The logistics manager couldn't answer these questions, which Hoffman says is what made the light bulb go on: "Then you can have a real, honest conversation that isn't personal." In such situations, he takes pains to explain why the company needs a different type, or level, of expertise. "If you allow them to understand your needs and why it's important, nine times out of 10, they want the company to be successful," he says. He doesn't cut anyone's pay, but he does not hesitate to recruit the talent the company needs. The original employees get someone to learn from and can keep doing the things at which they are best. As Black Elk has grown, he has hired senior people in nearly every department.

Black Elk manages 98 fields and has $340 million in revenue. There are six people in its logistics department, including a senior executive recruited from the giant JX Nippon Oil & Gas Exploration. The original logistics manager is still with the company. Hoffman has had conversations similar to those he had with his logistics manager with about a dozen people in all departments. "We have zero attrition," he says. "So I think we're managing the right way."

2. You Wait Too Long to Hire

Scenario: Demand is surging. Where are the employees to handle it?

It's only natural for new hires to feel some pressure. But at FM Facility Maintenance, which runs facilities for companies with multiple locations, new account managers seemed to be having an extra-tough time adjusting. And the customer experience, CEO Jim Reavey thought, was beginning to suffer.

The problem, Reavey decided, was that he was hiring reactively. The solution: He now brings on account managers about 120 days before he truly needs them.
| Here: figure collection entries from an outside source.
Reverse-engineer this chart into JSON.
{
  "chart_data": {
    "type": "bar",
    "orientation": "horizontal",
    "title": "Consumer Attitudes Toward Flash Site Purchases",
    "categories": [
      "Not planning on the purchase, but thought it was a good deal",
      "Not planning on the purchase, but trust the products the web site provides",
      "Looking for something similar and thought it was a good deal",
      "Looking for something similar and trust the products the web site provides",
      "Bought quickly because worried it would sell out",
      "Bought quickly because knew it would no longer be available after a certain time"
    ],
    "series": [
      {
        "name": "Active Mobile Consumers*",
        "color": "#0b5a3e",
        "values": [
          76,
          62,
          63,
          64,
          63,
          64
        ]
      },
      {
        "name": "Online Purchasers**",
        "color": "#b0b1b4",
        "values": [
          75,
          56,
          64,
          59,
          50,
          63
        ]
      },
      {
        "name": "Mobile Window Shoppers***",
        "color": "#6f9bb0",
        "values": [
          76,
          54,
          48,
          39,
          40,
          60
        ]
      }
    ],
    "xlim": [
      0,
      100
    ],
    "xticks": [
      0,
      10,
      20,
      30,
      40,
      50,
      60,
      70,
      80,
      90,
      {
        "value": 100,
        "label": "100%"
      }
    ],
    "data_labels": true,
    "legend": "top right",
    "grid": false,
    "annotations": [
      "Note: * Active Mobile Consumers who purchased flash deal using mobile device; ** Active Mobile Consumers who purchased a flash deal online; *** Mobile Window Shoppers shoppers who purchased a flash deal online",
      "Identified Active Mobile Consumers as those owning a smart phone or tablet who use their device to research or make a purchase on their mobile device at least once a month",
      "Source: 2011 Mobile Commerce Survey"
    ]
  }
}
That way, the new employees have plenty of time to absorb FM's culture and shadow an existing account manager before they get started.

According to Kunkle's research, most high-growth companies would benefit from a similar strategy. Still, it isn't easy. Reavey, for instance, tries to coordinate hiring with the deals he has in the sales pipeline, but if sales slow down or a big deal fails to materialize, those people do represent an added investment.

One way of addressing this problem, says Kunkle, is to follow what he calls the Chuck Noll approach, named for the acclaimed Pittsburgh Steelers coach. Noll always sought the best overall athletes rather than the best candidates for particular positions, reasoning that a great athlete can be trained to play a variety of positions. This works for entrepreneurs, says Kunkle, because they often have to hire before they know exactly what the new person will be doing or when he or she will be needed. By the time entrepreneurs realize exactly what they need, then start searching for someone to do it, it's often too late.

For Reavey, the best performers come from the military. He uses recruiters who specialize in veterans returning from Iraq and Afghanistan. They are trained in leadership and mentoring. And stress is never much of a problem. "They're great when things don't go their way," Reavey says. "When things get really busy, they don't panic. They keep their teams calm and focused on the customer."

Since 2008, revenue has grown to $350 million from $37 million. Reavey says FM's customers do not appear to have noticed the common backgrounds of many of his recruits. But he gives the new staff members the bulk of the credit for FM's success. After all, he says, "When you're in a pressure situation, it's never as much pressure as bullets getting shot at you."